Saturday, 9 August 2014
Which camera to buy for photography?
Back to Basics: which is the best camera for dental photography?
Which is the best camera for dental photography is a question that still remains unanswered for millions of dentists world-wide. This particular blog aims to reduce the confusion amongst the minds of the dentists and help them choose a camera for dental photography.
Let’s begin with what we should expect from an Ideal camera for dental photography…
Listed below are the expectations from an ideal camera for dental photography and on the right hand side a few popular camera types. For every point on the left marks have been given under each camera type on a scale of 1 to 5 depending upon how much they hold true to that particular point.
(Click to enlarge)
(Click to enlarge)
It is extremely clear from the figures above that a DSLR camera has no real competition when it comes to serious dental photography.
A bridge camera is not for serious photographers while sub-compact (point and shoot) and mobile phone camera come under least preferred category of usage.
Let me share a note from Wikipedia over here…
“A point-and-shoot camera is a still camera designed primarily for simple operation. They are popular with people who do not consider themselves photographers but want an easy to use camera for snapshots of vacations, parties, reunions and other events. Point-and-shoot camera sales declined after about 2010 as smartphones overtook them in such uses.”
About DSLR (Digital Single lens reflex) Camera:
DSLR Cameras are increasingly becoming a type of camera that is in the reach of the average photographer as prices fall and as manufacturers develop more user friendly models.
DSLR stands for “Digital Single Lens Reflex”. In simple language, DSLR is a digital camera that uses mirrors to direct light from the lens to the viewfinder, which is a hole on the back of the camera that you look through to see what you are taking a picture of.
When you look through the viewfinder on the back of the camera, whatever you see is exactly what you are going to get in the photograph.
The scene that you are taking a picture of passes through the lens in a form of light into a reflex mirror (#2) that sits at a 45 degree angle inside the camera chamber, which then forwards the light vertically to an optical element called a “pentaprism” (#7). The pentaprism then converts the vertical light to horizontal by redirecting the light through two separate mirrors, right into the viewfinder (#8).
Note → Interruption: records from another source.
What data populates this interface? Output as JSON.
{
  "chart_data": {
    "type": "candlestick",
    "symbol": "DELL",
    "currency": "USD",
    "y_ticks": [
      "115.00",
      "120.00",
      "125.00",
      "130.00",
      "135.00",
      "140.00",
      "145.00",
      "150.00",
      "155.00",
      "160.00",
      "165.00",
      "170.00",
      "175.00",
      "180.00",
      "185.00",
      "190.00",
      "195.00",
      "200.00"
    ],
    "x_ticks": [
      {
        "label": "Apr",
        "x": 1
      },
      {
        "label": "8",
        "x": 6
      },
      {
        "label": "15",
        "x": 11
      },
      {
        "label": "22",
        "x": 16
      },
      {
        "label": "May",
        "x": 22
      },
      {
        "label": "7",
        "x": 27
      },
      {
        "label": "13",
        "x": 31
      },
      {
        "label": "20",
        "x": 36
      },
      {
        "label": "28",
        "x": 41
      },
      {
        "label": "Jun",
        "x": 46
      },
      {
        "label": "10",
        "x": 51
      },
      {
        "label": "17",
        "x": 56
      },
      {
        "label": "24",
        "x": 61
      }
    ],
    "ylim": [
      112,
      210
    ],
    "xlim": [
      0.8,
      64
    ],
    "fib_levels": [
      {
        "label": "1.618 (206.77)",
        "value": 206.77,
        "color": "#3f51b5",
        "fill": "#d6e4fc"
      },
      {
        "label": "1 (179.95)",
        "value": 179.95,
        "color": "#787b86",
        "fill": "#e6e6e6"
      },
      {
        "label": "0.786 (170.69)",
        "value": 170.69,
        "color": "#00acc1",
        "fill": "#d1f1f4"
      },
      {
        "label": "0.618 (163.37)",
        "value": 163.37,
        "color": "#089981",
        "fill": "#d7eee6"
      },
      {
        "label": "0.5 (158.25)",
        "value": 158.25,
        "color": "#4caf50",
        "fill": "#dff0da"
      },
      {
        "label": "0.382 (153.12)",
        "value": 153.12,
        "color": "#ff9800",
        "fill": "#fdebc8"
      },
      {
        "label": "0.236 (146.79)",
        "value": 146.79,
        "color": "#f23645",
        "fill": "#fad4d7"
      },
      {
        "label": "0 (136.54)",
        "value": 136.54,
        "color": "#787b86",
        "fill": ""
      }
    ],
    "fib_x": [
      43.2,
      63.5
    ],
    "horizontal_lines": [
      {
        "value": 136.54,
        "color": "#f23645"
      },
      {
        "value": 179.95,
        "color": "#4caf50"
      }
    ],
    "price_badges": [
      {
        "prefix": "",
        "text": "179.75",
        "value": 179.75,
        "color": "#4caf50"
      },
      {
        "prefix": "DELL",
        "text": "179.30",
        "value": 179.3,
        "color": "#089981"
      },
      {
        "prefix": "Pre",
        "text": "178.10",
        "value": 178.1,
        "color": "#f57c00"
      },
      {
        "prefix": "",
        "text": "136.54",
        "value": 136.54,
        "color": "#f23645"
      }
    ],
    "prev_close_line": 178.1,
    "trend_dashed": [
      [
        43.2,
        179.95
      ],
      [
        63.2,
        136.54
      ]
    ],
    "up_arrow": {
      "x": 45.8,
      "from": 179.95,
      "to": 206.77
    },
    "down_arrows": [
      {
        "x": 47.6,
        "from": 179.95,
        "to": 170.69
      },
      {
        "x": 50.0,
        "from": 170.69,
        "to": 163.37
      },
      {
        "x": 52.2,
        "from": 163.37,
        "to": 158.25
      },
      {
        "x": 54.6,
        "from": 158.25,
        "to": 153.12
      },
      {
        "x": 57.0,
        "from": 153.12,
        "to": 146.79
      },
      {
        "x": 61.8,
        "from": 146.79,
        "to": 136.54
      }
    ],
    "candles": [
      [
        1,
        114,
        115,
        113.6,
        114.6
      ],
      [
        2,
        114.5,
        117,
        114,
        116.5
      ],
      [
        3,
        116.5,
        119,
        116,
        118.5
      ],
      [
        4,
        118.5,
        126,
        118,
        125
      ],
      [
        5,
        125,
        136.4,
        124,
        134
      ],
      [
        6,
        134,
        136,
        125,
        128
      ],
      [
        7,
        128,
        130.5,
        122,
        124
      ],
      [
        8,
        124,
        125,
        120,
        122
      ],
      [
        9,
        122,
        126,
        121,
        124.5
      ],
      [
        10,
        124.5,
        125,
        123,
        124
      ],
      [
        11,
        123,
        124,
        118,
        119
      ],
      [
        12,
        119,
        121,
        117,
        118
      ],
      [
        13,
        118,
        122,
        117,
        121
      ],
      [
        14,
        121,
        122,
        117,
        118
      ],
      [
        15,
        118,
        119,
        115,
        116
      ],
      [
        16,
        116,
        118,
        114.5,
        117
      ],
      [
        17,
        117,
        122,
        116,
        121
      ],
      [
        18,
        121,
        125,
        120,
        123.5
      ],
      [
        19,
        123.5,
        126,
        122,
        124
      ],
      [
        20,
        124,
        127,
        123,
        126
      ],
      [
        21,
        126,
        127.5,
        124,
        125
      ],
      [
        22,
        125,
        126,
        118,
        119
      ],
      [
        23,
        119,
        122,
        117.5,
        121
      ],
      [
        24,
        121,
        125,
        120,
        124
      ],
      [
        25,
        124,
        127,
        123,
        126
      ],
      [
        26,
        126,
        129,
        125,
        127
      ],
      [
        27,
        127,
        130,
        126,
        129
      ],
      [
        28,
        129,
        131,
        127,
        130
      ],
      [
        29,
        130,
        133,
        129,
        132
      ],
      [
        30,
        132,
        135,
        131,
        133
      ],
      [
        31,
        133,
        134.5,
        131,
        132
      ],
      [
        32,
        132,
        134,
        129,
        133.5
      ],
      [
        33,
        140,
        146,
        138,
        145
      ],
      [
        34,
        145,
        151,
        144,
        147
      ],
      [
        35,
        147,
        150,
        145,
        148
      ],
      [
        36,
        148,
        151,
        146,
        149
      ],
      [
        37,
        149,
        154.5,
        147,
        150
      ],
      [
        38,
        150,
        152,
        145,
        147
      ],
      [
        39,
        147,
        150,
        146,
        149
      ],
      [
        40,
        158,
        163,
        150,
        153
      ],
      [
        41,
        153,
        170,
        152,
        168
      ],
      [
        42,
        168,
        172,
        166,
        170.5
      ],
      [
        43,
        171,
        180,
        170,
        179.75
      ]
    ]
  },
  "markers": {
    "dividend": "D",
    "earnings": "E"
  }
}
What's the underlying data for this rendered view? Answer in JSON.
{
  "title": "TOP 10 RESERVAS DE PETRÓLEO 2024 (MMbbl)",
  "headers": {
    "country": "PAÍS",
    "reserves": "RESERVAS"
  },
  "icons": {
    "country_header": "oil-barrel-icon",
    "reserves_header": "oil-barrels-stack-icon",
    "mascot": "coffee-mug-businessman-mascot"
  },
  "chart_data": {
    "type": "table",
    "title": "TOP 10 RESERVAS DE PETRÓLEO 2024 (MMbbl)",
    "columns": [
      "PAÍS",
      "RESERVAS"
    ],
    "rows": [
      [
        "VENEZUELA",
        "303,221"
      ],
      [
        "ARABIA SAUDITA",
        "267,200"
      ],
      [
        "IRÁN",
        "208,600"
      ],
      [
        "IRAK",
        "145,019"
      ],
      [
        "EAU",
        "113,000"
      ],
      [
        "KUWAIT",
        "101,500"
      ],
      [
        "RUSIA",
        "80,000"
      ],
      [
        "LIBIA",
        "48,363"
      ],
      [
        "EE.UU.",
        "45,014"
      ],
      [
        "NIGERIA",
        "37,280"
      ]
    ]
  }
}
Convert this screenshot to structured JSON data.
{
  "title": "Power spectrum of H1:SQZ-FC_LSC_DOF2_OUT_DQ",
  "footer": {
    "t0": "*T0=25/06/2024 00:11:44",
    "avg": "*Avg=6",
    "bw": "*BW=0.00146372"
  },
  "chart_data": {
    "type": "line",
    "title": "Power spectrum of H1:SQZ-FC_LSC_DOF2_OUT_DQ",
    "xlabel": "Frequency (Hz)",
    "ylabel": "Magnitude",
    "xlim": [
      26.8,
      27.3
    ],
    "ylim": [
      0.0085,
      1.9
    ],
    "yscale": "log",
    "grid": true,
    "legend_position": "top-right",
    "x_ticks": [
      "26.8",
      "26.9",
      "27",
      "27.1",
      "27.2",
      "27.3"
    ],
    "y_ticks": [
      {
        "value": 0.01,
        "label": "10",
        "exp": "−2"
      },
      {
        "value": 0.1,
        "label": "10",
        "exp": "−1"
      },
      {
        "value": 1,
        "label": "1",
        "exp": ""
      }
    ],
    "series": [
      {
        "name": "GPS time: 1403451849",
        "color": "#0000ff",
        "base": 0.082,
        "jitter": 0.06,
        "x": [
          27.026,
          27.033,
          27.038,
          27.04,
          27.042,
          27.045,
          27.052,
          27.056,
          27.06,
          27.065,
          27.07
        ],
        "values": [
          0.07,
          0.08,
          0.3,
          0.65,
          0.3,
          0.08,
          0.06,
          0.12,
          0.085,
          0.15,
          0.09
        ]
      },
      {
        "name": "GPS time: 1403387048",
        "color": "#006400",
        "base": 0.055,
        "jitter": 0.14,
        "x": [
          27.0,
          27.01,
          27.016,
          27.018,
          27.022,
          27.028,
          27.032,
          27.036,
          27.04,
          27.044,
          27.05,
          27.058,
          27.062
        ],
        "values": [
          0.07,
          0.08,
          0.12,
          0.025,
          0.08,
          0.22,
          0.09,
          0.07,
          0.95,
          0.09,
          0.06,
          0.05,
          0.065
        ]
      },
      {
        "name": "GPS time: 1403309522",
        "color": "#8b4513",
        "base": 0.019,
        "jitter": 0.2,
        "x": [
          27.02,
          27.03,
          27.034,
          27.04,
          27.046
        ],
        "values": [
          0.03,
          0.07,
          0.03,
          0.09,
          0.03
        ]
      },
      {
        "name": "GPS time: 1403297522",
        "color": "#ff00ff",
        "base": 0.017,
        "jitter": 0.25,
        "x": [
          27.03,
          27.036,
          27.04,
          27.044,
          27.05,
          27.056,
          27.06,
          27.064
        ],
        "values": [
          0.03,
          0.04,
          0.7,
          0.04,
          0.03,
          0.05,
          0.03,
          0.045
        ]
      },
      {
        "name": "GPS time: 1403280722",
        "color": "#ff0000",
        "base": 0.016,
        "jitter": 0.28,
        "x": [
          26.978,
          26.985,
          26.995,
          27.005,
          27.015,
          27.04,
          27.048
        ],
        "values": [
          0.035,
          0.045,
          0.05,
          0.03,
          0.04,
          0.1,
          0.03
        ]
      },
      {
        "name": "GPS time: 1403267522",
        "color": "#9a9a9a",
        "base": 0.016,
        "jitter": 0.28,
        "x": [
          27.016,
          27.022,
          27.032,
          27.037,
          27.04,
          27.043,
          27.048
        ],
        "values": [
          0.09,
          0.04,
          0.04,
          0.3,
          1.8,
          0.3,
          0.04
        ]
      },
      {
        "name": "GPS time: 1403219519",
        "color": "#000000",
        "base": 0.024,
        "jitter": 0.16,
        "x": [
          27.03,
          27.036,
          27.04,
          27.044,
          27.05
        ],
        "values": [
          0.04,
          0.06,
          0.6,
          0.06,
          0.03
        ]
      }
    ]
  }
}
When you take a picture, the reflex mirror (#2) swings upwards, blocking the vertical pathway and letting the light directly through. Then, the shutter (#3) opens up and the light reaches the image sensor (#4). The shutter (#3) remains open for as long as needed for the image sensor (#4) to record the image, then the shutter (#3) closes and the reflex mirror (#2) drops back to the 45 degree angle to continue redirecting the light into the viewfinder.
Conclusion: If you require a true distortion free image for your dental practise with wide variety of settings and good flash and lens attachment options always insist on a DSLR.